Jika Iran memutuskan untuk menutup Selat Hormuz—jalur bagi seperlima pasokan minyak dunia—maka pasar energi global dipastikan akan mengalami guncangan hebat.
5. Pintu Diplomasi yang Masih Terbuka Tipis
Meski perang berkecamuk, jalur diplomasi belum sepenuhnya mati. Di tengah desing peluru, secercah harapan diplomasi masih coba diupayakan. Menteri Luar Negeri Oman Badr al-Busaidi masih berupaya menjadi jembatan negosiasi. Badr al-Busaidi yang selama ini menjadi mediator, menegaskan bahwa pintu negosiasi harus tetap terbuka.
"Perang tidak boleh memadamkan harapan akan perdamaian," tulisnya melalui akun media sosial X.

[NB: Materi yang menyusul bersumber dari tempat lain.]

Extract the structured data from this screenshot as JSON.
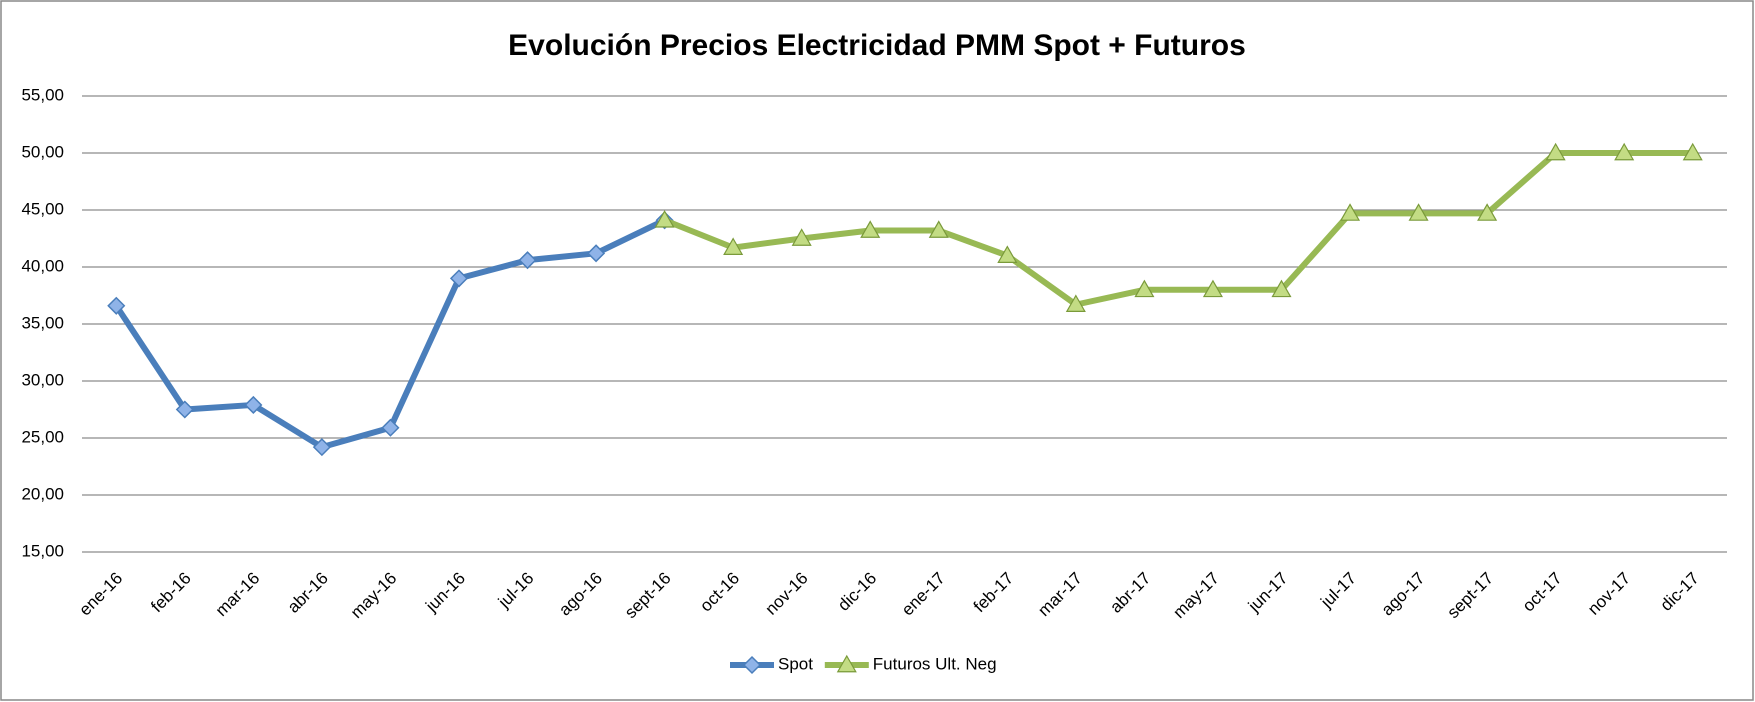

Kabar mengejutkan juga datang dari Gedung Putih, di mana seorang pejabat senior menyebut adanya sinyal dari "kepemimpinan baru" di Iran yang mungkin terbuka untuk berdialog dengan Amerika Serikat.
Saat ini, Iran telah membentuk dewan pemerintahan sementara dan bersiap menunjuk pemimpin tertinggi yang baru. Dunia kini menanti dengan cemas, apakah jalur diplomasi mampu meredam "kotak pandora" yang telah terbuka ini, atau justru Timur Tengah akan tenggelam dalam perang yang jauh lebih luas.